Friday, July 20, 2012

Freefall Tutorial Screencast

I made a screencast walking through the tutorial for building a Freefall example app. In this particular example, I built a simple leaderboard services where you can post scores and then get a sorted list of all the scores. Make sure to watch it in HD so that the text is legible.


Tuesday, July 17, 2012

Freefall Tutorial Docs

I've been working on some tutorial docs for using Freefall. There is a usage tutorial that describes all of the different commands you can use with the command line tool. There is also an app development tutorial which walks you through developing a simple leaderboard service. By the end of the tutorial you should have a leaderboard up and running on Google App Engine!

If you go through the tutorial, please let me know how it goes. Any feedback on the documentation would be helpful as I want this to be a tool which people can actually use.

Monday, July 16, 2012

Austin on Kickstarter

I was recently asked if I knew anyone that had done a Kickstarter campaign and might want to be on a crowdfunding panel here in Austin. I started thinking about all of the local folks I knew that had done Kickstarters. There were quite a few! I wanted to share them with you. These are just people I know personally (and friends of friends), so there must be a lot more projects going on in Austin that I don't know about. This is exciting to think about.

Here is the list:

Tammany Hall, The Great Fire of London - Pandasaurus Games / Nathan McNair
Inevitable - Dystopian Holdings / Jonathan Leistiko
Thunderbeam - Karakasa Games / Wiley Wiggins
growerbot - Luke Iseman
Big Poppa E's Poetry Project - Big Poppa E
The Blue Hit Recordings Project - The Blue Hit
Beatbox Beverages (not launched yet) - Beatbox Beverages / Aimy Steadman
CAT22 - me!

Wednesday, July 11, 2012

Freefall Scaling

Freefall is a cloud-based NoSQL database which is designed from the ground up to be ultra-scalable. For the most part, users of Freefall don't need to know anything about the details. It just works. However, scalability enthusiasts might be interested in knowing what's going on under the hood.
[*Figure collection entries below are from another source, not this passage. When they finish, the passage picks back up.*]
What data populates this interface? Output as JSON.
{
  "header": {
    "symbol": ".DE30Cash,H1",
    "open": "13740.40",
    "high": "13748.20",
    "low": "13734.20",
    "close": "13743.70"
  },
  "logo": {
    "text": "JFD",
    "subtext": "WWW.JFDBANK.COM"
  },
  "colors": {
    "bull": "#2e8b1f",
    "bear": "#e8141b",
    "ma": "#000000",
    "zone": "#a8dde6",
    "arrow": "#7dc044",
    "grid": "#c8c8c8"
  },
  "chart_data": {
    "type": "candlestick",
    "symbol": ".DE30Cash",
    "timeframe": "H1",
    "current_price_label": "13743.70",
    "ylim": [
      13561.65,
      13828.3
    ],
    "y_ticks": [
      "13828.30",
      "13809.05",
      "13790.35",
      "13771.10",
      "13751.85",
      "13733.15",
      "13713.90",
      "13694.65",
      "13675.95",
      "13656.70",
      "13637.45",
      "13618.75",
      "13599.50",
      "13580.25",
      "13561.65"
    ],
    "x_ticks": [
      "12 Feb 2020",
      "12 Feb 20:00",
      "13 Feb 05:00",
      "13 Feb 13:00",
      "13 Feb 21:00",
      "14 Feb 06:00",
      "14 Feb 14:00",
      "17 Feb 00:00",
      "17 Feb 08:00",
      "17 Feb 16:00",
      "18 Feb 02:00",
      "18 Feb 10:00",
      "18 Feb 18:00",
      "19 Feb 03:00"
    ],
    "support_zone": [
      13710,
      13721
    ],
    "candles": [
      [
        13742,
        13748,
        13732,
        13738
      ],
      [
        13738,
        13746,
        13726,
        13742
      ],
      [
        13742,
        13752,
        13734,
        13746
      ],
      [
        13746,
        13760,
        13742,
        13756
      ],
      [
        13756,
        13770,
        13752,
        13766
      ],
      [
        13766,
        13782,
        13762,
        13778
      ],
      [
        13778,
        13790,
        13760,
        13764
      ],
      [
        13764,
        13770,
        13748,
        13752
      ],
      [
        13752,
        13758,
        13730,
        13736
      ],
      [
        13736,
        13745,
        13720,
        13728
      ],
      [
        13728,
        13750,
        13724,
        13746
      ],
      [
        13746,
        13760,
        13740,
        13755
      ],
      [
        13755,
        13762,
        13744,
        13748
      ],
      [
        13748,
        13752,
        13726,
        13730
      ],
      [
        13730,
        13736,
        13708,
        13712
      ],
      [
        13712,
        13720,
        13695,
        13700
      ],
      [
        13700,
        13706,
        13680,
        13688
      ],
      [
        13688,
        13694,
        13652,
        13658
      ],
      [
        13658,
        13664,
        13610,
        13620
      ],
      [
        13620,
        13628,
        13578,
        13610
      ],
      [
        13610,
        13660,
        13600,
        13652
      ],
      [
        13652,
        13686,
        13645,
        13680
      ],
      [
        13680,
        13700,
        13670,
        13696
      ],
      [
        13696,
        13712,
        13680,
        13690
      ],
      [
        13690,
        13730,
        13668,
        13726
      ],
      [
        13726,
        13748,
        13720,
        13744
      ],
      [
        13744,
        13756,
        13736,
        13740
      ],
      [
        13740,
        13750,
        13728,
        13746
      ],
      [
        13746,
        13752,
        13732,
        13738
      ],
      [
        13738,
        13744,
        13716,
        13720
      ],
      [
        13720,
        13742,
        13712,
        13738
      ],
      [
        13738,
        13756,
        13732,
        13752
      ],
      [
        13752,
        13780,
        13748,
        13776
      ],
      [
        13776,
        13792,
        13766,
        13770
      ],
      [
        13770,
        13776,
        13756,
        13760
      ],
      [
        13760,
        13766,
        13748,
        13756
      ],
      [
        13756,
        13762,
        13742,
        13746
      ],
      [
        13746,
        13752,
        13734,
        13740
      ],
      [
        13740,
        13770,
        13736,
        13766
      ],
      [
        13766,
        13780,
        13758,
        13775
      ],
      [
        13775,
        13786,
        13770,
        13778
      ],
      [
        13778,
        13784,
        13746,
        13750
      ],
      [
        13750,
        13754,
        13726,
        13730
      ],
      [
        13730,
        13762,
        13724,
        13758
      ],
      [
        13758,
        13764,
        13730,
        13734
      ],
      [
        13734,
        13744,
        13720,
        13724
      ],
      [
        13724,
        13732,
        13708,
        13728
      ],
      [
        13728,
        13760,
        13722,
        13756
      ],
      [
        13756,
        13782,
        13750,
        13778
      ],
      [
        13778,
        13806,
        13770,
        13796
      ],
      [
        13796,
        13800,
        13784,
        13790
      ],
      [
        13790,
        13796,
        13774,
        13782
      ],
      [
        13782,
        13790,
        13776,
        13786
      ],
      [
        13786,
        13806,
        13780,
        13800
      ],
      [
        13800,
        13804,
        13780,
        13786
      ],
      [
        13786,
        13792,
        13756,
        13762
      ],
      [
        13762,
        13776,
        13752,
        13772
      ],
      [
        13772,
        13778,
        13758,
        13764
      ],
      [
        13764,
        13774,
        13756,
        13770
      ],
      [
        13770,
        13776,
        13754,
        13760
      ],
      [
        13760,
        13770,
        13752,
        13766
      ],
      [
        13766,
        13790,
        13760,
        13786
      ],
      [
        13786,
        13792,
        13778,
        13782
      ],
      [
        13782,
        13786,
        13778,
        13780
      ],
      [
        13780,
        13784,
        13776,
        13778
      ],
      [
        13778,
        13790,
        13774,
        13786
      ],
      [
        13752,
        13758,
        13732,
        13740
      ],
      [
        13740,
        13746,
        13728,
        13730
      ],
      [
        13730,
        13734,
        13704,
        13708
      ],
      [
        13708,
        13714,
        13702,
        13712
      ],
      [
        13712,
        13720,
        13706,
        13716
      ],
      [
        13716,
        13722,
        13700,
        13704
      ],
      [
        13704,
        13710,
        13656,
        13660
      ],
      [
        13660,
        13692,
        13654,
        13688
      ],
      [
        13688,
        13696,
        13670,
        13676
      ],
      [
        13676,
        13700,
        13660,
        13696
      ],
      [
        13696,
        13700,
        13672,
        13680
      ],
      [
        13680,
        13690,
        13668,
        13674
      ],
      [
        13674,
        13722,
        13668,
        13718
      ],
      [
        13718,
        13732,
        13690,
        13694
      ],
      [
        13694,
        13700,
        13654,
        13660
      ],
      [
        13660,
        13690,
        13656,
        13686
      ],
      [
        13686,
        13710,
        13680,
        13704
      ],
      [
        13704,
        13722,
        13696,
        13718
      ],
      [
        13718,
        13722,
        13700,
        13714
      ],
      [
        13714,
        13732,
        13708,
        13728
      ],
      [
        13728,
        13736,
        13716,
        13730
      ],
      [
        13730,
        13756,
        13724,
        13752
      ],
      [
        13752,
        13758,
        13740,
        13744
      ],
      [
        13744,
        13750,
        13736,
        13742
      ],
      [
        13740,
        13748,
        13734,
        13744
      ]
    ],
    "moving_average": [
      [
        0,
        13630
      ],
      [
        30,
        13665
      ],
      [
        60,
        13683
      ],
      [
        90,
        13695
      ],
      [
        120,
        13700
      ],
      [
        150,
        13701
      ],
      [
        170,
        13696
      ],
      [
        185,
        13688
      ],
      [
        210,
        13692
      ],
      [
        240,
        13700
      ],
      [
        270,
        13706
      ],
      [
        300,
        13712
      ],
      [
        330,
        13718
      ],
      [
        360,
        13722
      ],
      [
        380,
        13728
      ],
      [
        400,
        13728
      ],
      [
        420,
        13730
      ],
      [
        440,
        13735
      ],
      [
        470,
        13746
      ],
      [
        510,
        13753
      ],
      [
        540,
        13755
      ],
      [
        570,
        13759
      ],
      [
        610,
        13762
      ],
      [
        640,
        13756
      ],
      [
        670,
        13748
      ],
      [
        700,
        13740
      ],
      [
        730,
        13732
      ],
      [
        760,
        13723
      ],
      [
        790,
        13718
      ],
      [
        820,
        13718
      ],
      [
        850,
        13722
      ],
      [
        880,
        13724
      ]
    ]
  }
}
The first step in designing Freefall to scale is that it runs on top of Google App Engine. This means that, for the most part, Google will autoscale the number of servers in order to handle the rate of incoming requests. There are plenty of parameters you can tweak on the App Engine web dashboard in order to optimize performance, but for basic functionality you don't need to change a thing.

The next step is the separation of frontend and backend services. The public API of your services, the actions and the views, are handled by the frontend servers. The transforms, the internal logic of your application and the bulk of the computation, are handled by the backend servers. This means that a client will never block while waiting for a time-consuming computation to complete. Actions and views are designed to return very quickly, freeing up the frontend servers to handle more requests, while the backend servers compute asynchronously. Therefore, when the service is overloaded with too many writes to process, the failure mode is stale data, not catastrophic collapse.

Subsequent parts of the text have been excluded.